2. De asielaanvraag van verzoekster is niet in behandeling genomen op grond van artikel 30, eerste lid, van de Vreemdelingenwet 2000, omdat een andere lidstaat daarvoor verantwoordelijk is zoals bedoeld in de Verordening (EU) Nr. 604/2013 (Dublinverordening). Deze verordening stelt een termijn waarbinnen verzoekster dient te worden overgedragen aan de ontvangende lidstaat. De voorzieningenrechter stelt vast dat het beroep van verzoekster niet kan worden afgehandeld binnen deze uiterste overdrachtstermijn.
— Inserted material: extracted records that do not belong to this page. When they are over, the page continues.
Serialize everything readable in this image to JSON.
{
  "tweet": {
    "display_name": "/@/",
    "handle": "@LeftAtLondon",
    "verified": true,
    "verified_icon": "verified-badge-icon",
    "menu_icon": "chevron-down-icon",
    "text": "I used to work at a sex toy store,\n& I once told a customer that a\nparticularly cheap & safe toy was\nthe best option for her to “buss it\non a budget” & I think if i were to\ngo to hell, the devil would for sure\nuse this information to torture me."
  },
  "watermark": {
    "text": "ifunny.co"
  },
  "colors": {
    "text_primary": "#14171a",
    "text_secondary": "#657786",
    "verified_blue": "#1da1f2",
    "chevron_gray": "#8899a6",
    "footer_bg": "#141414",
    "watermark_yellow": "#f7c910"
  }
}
De uiterste overdrachtsdatum is namelijk 16 juni 2023. De vereiste onverwijlde spoed is daarmee gegeven.
3. Naar het oordeel van de voorzieningenrechter weegt het belang van verzoekster om de uitspraak op het beroep in Nederland af te mogen wachten zwaarder dan het belang van verweerder om verzoekster daarvóór al over te dragen. De voorzieningenrechter weegt hierbij mee dat de rechtbank in het met deze zaak samenhangende beroep heeft besloten om de behandeling daarvan aan te houden in afwachting van een uitspraak van de Afdeling bestuursrechtspraak van de Raad van State (Afdeling) over het interstatelijk vertrouwensbeginsel ten aanzien van Bulgarije in enkele zaken die op dit moment bij de Afdeling in behandeling zijn. [1]
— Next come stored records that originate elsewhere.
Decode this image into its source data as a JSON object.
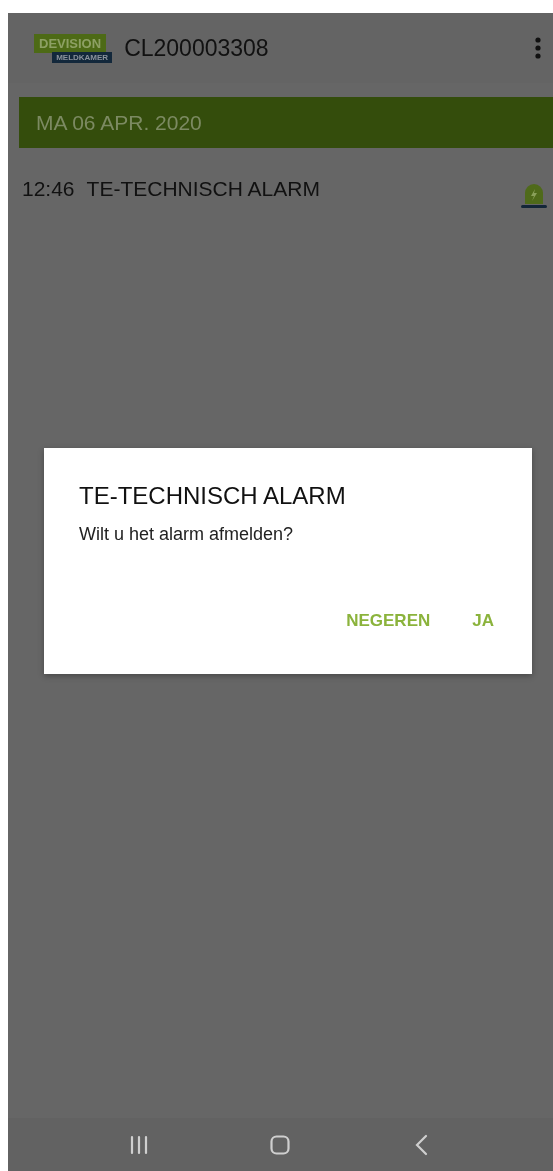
{
  "app_bar": {
    "logo_top": "DEVISION",
    "logo_bottom": "MELDKAMER",
    "title": "CL200003308"
  },
  "date_header": "MA 06 APR. 2020",
  "alarms": [
    {
      "time": "12:46",
      "label": "TE-TECHNISCH ALARM"
    }
  ],
  "dialog": {
    "title": "TE-TECHNISCH ALARM",
    "message": "Wilt u het alarm afmelden?",
    "buttons": [
      "NEGEREN",
      "JA"
    ]
  }
}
4. Gelet op het voorgaande is de voorzieningenrechter van oordeel dat verzoekster er belang bij heeft om de uitkomst van het beroep in Nederland te kunnen afwachten. Niet op voorhand valt uit te sluiten dat dit beroep een redelijke kans van slagen heeft. De voorzieningenrechter wijst om die reden het verzoek om een voorlopige voorziening toe, schorst het bestreden besluit en bepaalt dat verzoekster niet mag worden overgedragen aan Bulgarije totdat op het beroep tegen het bestreden besluit is beslist.
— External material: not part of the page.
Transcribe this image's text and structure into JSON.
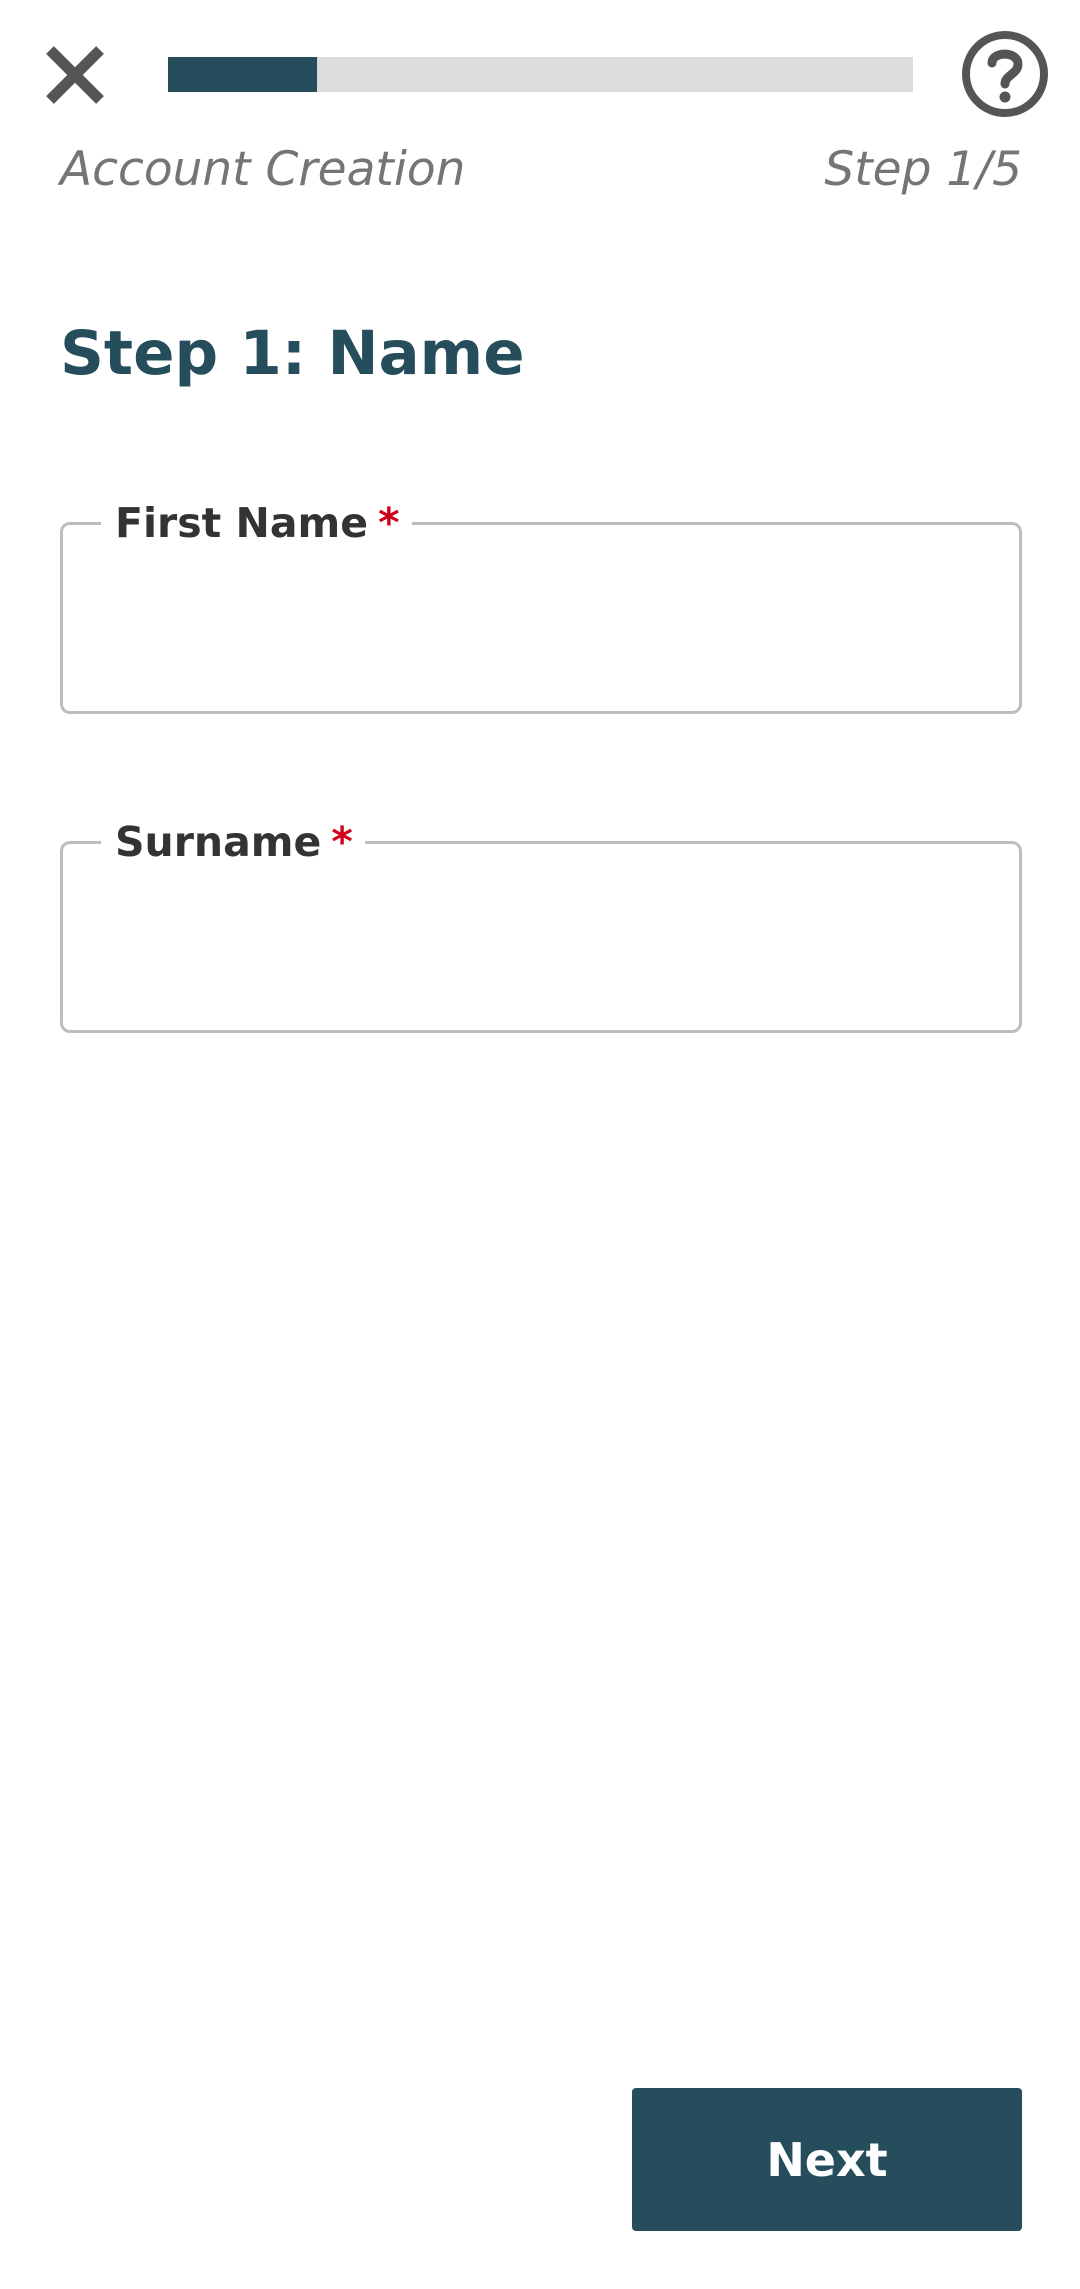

5. De voorzieningenrechter ziet in de toewijzing van het verzoek aanleiding om verweerder te veroordelen in de door verzoekster gemaakte proceskosten. Deze worden op grond van het Besluit proceskosten bestuursrecht voor de door een derde beroepsmatig verleende rechtsbijstand vastgesteld op € 837, bestaande uit een punt voor het indienen van het verzoekschrift met een waarde per punt van € 837 en vermenigvuldigd met wegingsfactor 1 (gemiddeld).

Beslissing

De voorzieningenrechter:
 wijst het verzoek om een voorlopige voorziening toe in die zin dat het bestreden besluit wordt geschorst en dat verzoekster de behandeling van haar beroep (zaak met nummer NL23.15704) in Nederland mag afwachten;
 veroordeelt verweerder in de door verzoekster gemaakte proceskosten ter hoogte van € 837 (achterhonderdzevenendertig euro).
Deze uitspraak is gedaan door mr. W. Anker, voorzieningenrechter, in aanwezigheid van mr. R. de Mul, griffier, en openbaar gemaakt door middel van geanonimiseerde publicatie op www.rechtspraak.nl.
De uitspraak is bekendgemaakt op:
Tegen deze uitspraak staat geen hoger beroep of verzet open.

Voetnoten

1.Zaaknummers 202204655/1/V3, 202205945/1/V3, 202206794/1/V3 en 202206798/1/V3.